Désirant changer la conversation, elle poursuivit d’un ton froid et d’une voix indifférente :

« Qui que ce soit qu’Arbacès honore du sentiment de son estime, il est naturel que sa sagesse élevée colore ce sentiment de ses propres nuances ; il est naturel que cette amitié soit plus pure que celle des autres, dont il ne daigne pas partager les occupations ni les erreurs. Mais dites-moi, Arbacès, avez-vous vu mon frère, depuis quelque temps ? Il y a plusieurs jours qu’il ne m’a rendu visite, et, la dernière fois que j’ai causé avec lui, ses manières m’ont troublée et alarmée beaucoup. Je crajns qu’il ne se soit trop pressé d’adopter une profession sévère, et qu’il ne se repente de s’être avancé sans pouvoir revenir sur ses pas.
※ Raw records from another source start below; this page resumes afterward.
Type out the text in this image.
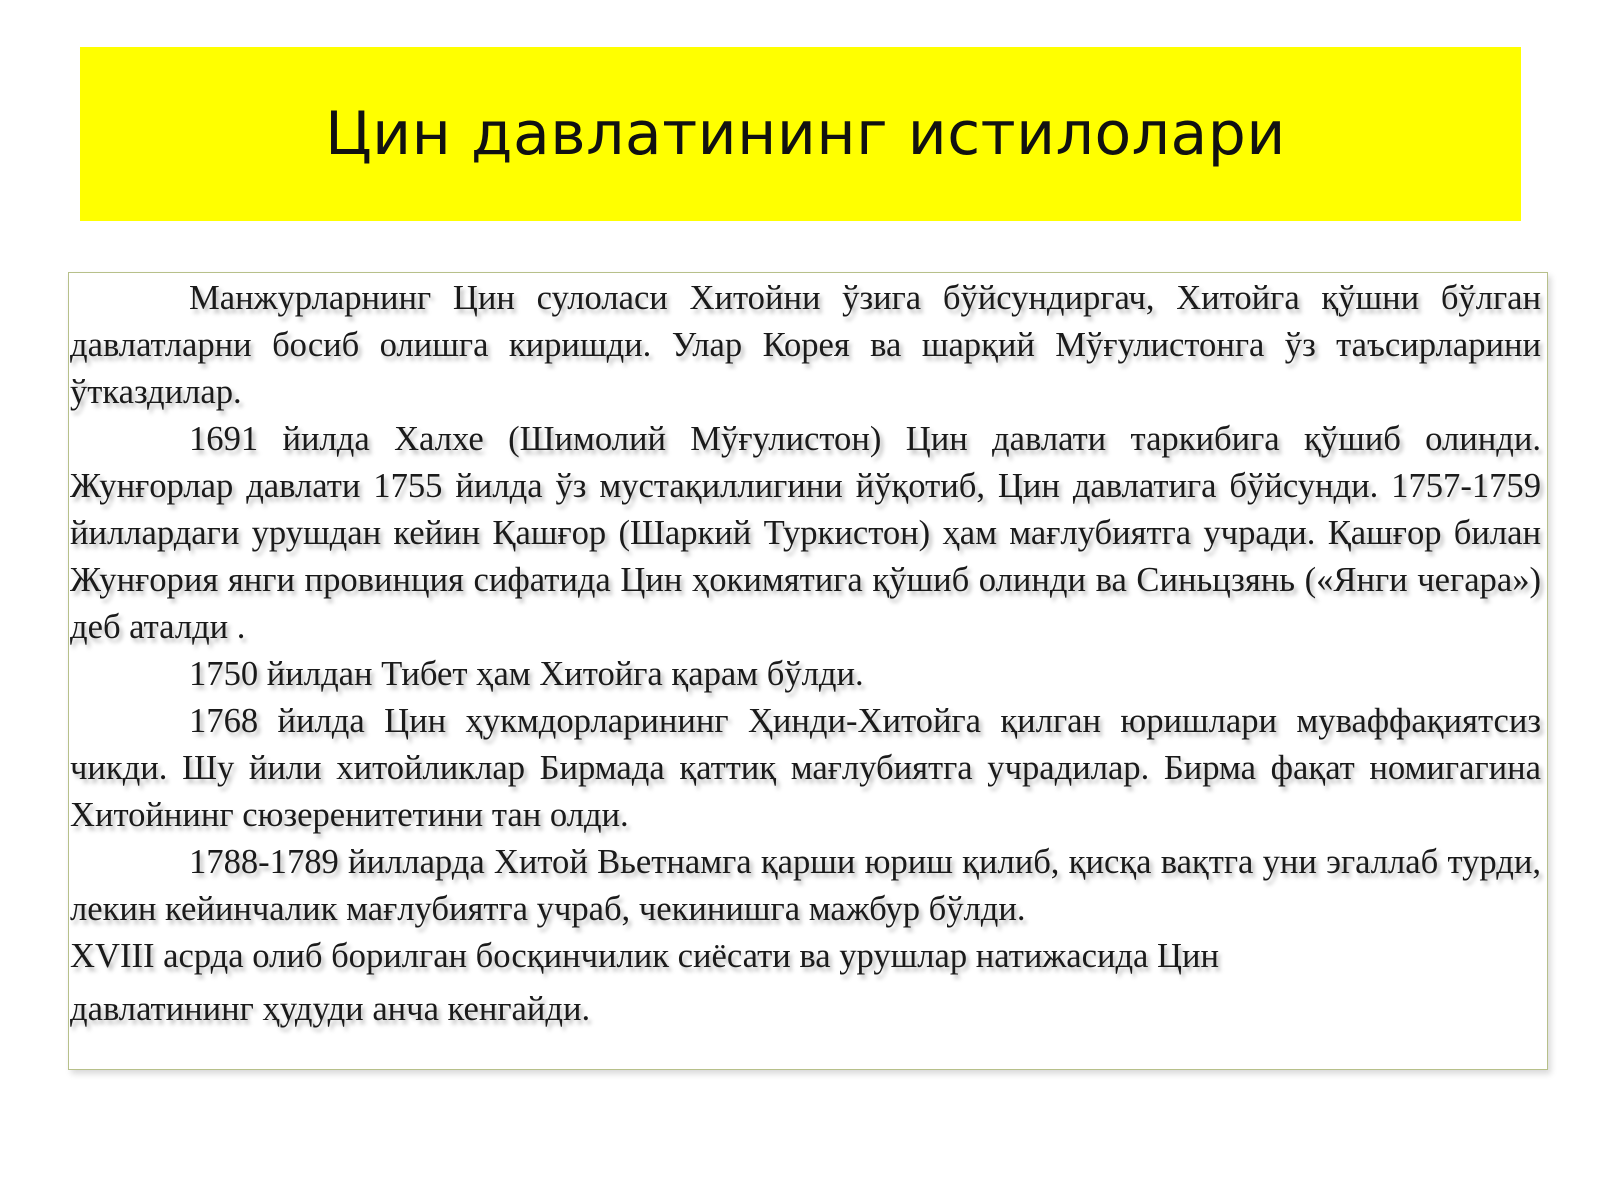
Цин давлатининг истилолари

Манжурларнинг Цин сулоласи Хитойни ўзига бўйсундиргач, Хитойга қўшни бўлган давлатларни босиб олишга киришди. Улар Корея ва шарқий Мўғулистонга ўз таъсирларини ўтказдилар.

1691 йилда Халхе (Шимолий Мўғулистон) Цин давлати таркибига қўшиб олинди. Жунғорлар давлати 1755 йилда ўз мустақиллигини йўқотиб, Цин давлатига бўйсунди. 1757-1759 йиллардаги урушдан кейин Қашғор (Шаркий Туркистон) ҳам мағлубиятга учради. Қашғор билан Жунғория янги провинция сифатида Цин ҳокимятига қўшиб олинди ва Синьцзянь («Янги чегара») деб аталди .

1750 йилдан Тибет ҳам Хитойга қарам бўлди.

1768 йилда Цин ҳукмдорларининг Ҳинди-Хитойга қилган юришлари муваффақиятсиз чикди. Шу йили хитойликлар Бирмада қаттиқ мағлубиятга учрадилар. Бирма фақат номигагина Хитойнинг сюзеренитетини тан олди.

1788-1789 йилларда Хитой Вьетнамга қарши юриш қилиб, қисқа вақтга уни эгаллаб турди, лекин кейинчалик мағлубиятга учраб, чекинишга мажбур бўлди.

XVIII асрда олиб борилган босқинчилик сиёсати ва урушлар натижасида Цин

давлатининг ҳудуди анча кенгайди.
— Rassurez-vous, Ione, reprit l’Égyptien ; il a été effectivement troublé, et d’un esprit chagrin pendant quelque temps ; il a été assiégé de ces doutes qui tourmentent les caractères ardents et incertains comme le sien, passant dans leurs vibrations perpétuelles de l’enthousiasme à l’abattement. Mais lui, Ione, lui est venu à moi dans son anxiété et dans sa tristesse ; il a pensé à celui qui l’aimait et pouvait le consoler. J’ai calmé son esprit. J’ai écarté ses doutes. Du seuil de la sagesse, je l’ai fait entrer dans son temple ; et, devant la majesté de la déesse, son âme s’est relevée et adoucie. Ne craignez rien ; il ne se repentira plus. Ceux qui se fient en Arbacès ne se repentent jamais qu’un instant.

— Vous me faites grand plaisir, reprit Ione. Mon cher rère, je suis si heureuse de son bonheur ! »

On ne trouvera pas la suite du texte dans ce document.